Solidago plumosa is a rare species of goldenrod known by the common names Yadkin River goldenrod, plumed goldenrod, and plumose goldenrod. It is endemic to North Carolina in the United States, where it grows only on the banks of the Yadkin River. There is only one known population. It is a candidate for federal protection.

This plant is a perennial herb with an erect, ridged, mostly hairless, purple-colored stem up to a meter tall, sometimes growing in tufts. The alternately-arranged leaves are spatula-shaped to linear in shape and measure up to 30 centimeters long. They are smooth-edged or toothed. The inflorescence is a panicle of many flower heads with yellow petals each about half a centimeter long.
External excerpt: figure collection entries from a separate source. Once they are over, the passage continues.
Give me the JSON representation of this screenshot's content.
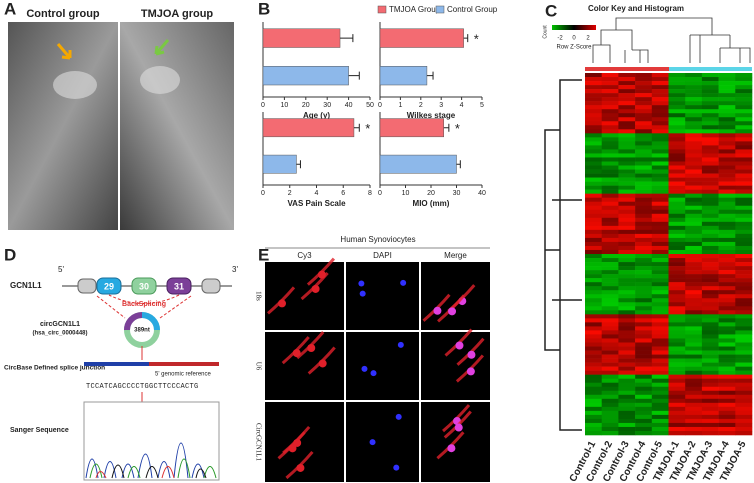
{
  "panels": {
    "a": "A",
    "b": "B",
    "c": "C",
    "d": "D",
    "e": "E"
  },
  "panel_a": {
    "labels": [
      "Control group",
      "TMJOA group"
    ]
  },
  "chart_data": [
    {
      "type": "bar",
      "orientation": "horizontal",
      "xlabel": "Age (y)",
      "xlim": [
        0,
        50
      ],
      "xticks": [
        0,
        10,
        20,
        30,
        40,
        50
      ],
      "legend": "top",
      "series": [
        {
          "name": "TMJOA Group",
          "color": "#f36b72",
          "values": [
            36
          ],
          "errors": [
            6
          ]
        },
        {
          "name": "Control Group",
          "color": "#8db8ea",
          "values": [
            40
          ],
          "errors": [
            5
          ]
        }
      ]
    },
    {
      "type": "bar",
      "orientation": "horizontal",
      "xlabel": "Wilkes stage",
      "xlim": [
        0,
        5
      ],
      "xticks": [
        0,
        1,
        2,
        3,
        4,
        5
      ],
      "series": [
        {
          "name": "TMJOA Group",
          "color": "#f36b72",
          "values": [
            4.1
          ],
          "errors": [
            0.2
          ],
          "significance": [
            "*"
          ]
        },
        {
          "name": "Control Group",
          "color": "#8db8ea",
          "values": [
            2.3
          ],
          "errors": [
            0.3
          ]
        }
      ]
    },
    {
      "type": "bar",
      "orientation": "horizontal",
      "xlabel": "VAS Pain Scale",
      "xlim": [
        0,
        8
      ],
      "xticks": [
        0,
        2,
        4,
        6,
        8
      ],
      "series": [
        {
          "name": "TMJOA Group",
          "color": "#f36b72",
          "values": [
            6.8
          ],
          "errors": [
            0.4
          ],
          "significance": [
            "*"
          ]
        },
        {
          "name": "Control Group",
          "color": "#8db8ea",
          "values": [
            2.5
          ],
          "errors": [
            0.3
          ]
        }
      ]
    },
    {
      "type": "bar",
      "orientation": "horizontal",
      "xlabel": "MIO (mm)",
      "xlim": [
        0,
        40
      ],
      "xticks": [
        0,
        10,
        20,
        30,
        40
      ],
      "series": [
        {
          "name": "TMJOA Group",
          "color": "#f36b72",
          "values": [
            25
          ],
          "errors": [
            2
          ],
          "significance": [
            "*"
          ]
        },
        {
          "name": "Control Group",
          "color": "#8db8ea",
          "values": [
            30
          ],
          "errors": [
            1.5
          ]
        }
      ]
    }
  ],
  "heatmap": {
    "key_title": "Color Key and Histogram",
    "count_label": "Count",
    "key_ticks": [
      "-2",
      "0",
      "2"
    ],
    "key_label": "Row Z-Score",
    "columns": [
      "Control-1",
      "Control-2",
      "Control-3",
      "Control-4",
      "Control-5",
      "TMJOA-1",
      "TMJOA-2",
      "TMJOA-3",
      "TMJOA-4",
      "TMJOA-5"
    ]
  },
  "panel_d": {
    "gene": "GCN1L1",
    "end5": "5'",
    "end3": "3'",
    "exons": [
      "29",
      "30",
      "31"
    ],
    "splicing": "BackSplicing",
    "circ_name": "circGCN1L1",
    "circ_id": "(hsa_circ_0000448)",
    "length": "389nt",
    "junction_label": "CircBase Defined splice junction",
    "reference": "5' genomic reference",
    "sequence": "TCCATCAGCCCCTGGCTTCCCACTG",
    "sanger_label": "Sanger Sequence"
  },
  "panel_e": {
    "title": "Human Synoviocytes",
    "columns": [
      "Cy3",
      "DAPI",
      "Merge"
    ],
    "rows": [
      "18s",
      "U6",
      "CircGCN1L1"
    ]
  }
}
This rare plant is known only from a 2.5-mile stretch of the Yadkin River in North Carolina. It grows along the banks in cracks in the mafic bedrock. It can also anchor in concrete at the bases of local dams. It is sometimes subjected to scouring by floodwaters. It may grow alongside other plants, including Virginia pine (Pinus virginiana), winged elm (Ulmus alata), sweet-gum (Liquidambar styraciflua), sparkleberry (Vaccinium arboreum), false indigo (Amorpha fruticosa), little bluestem (Schizachyrium scoparium), orangegrass (Hypericum gentianoides), and white false indigo (Baptisia alba).

The plant grows next to two dams, the Narrows Dam and the Falls Dam. It is likely that these structures alter the normal flow regime of the river enough to constitute a threat to the species. The plant may depend on periodic flooding to scour competing vegetation out of its habitat. The dams prevent or reduce the frequency of these flooding events. Introduced species of plants may threaten the species, particularly mimosa (Albizia julibrissin), which easily takes hold in the local riverbank habitat.

Other threats to the plant include trampling by boaters and fishermen, who commonly use the immediate habitat for river access. Pollution may also occur.